Nella Liberia nordoccidentale i missionari Sma stanno realizzando un “progetto globale”. Nella casa parrocchiale di Foya si svolgono periodicamente le settimane di formazione liturgica con i catechisti. «Una cosa semplice, ma straordinaria perché sottraggono il tempo al lavoro nei campi e alle famiglie per stare qui», dice il presbitero. Tramite un’associazione il centro offre anche sostegno a decine di vedove, orfani e persone con disabilità. La struttura ospita pure l’attività pastorale per i 300 giovani della Catholic children organization che a loro volta sono missionari tra i coetanei. «Nei mesi scorsi siamo andati a incontrare altri giovani per invitarli nel movimento. È stato emozionante vederli, entusiasti e felici, parlare e proporre loro un’esperienza cristiana». Negli ultimi anni la Sma, tramite la Fraternité laïque missionnaire (Flm), ha rafforzato il Foya health center con medici, amministratori, infermieri e assistenti pedagogici che svolgono un anno di volontariato.

In questi quattro mesi che separano il periodo della raccolta del riso dalla stagione delle piogge vengono costruite chiese e altri edifici. Per sostenere questo e altri progetti si può donare utilizzando l’app Tucum. Oltre a un istituto superiore a Foya finanziato da Aiuto alla Chiesa che soffre, sorgerà una scuola nel villaggio di Ngesu Pio Kongor grazie ai fondi di Sma Solidale. «Qui nel circondario c’erano 500 bambini senza accesso all’istruzione — racconta Snider — per portare il cemento abbiamo dovuto sistemare la strada e costruire quattro ponti di legno.
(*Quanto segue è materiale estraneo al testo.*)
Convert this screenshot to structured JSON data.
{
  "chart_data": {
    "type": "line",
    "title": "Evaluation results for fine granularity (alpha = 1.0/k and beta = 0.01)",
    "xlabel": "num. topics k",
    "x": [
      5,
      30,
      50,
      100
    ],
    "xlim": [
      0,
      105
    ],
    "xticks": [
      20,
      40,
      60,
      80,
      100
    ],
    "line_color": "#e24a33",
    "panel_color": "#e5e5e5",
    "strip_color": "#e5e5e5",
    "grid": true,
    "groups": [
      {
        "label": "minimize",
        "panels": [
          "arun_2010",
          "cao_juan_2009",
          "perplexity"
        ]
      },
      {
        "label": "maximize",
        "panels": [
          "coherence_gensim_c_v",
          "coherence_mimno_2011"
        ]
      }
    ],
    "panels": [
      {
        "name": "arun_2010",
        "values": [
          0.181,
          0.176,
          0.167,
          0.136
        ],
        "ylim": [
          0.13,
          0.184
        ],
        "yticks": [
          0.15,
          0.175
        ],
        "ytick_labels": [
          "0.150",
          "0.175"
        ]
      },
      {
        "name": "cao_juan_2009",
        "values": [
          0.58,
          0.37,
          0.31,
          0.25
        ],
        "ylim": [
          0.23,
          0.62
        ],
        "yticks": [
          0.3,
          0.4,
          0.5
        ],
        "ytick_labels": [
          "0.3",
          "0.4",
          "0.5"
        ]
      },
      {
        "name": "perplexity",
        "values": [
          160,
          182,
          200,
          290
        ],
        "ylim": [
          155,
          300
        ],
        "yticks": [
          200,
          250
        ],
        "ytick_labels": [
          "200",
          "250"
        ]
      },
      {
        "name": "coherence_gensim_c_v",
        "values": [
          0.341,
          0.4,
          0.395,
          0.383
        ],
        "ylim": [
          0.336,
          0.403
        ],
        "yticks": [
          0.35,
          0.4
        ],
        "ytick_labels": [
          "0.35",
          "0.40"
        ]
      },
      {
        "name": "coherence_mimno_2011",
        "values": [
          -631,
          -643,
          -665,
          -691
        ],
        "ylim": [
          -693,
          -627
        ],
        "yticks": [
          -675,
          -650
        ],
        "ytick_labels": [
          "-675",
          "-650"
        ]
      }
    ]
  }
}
Non vedevano un’automobile da dieci anni». La grande fiducia accordata alla scuola cattolica permette di sottrae queste aree della Liberia a un futuro di emarginazione totale.

La presenza dai missionari Sma a partire dal 2013 è stata fondamentale per la ricostruzione e il ritorno dei cristiani a Foya. Le due guerre civili tra il 1990 e il 2004 costrinsero la popolazione a fuggire da atrocità, saccheggi e distruzioni. Andarono a vivere nei campi di rifugiati in Guinea e Sierra Leone. Oggi la città è tra le più popolose della contea di Lofa. «Qui facciamo un’esperienza ecumenica molto forte perché ci sono 25 confessioni religiose cristiane differenti», conclude il missionario. Il territorio fu evangelizzato a metà Ottocento dai pentecostali, poi dai luterani, dagli episcopaliani e infine dai cattolici. Padre Snider ci è arrivato un anno fa, dopo esser stato in Costa d’Avorio e poi a Padova con i richiedenti asilo dei Campi di Cona. Oggi, ancora agli inizi del suo ministero, molto più che i drammi dell’ebola e del covid-19, lo stupisce la vitalità e l’umorismo che danno ai liberiani la capacità di reagire a ogni tragedia.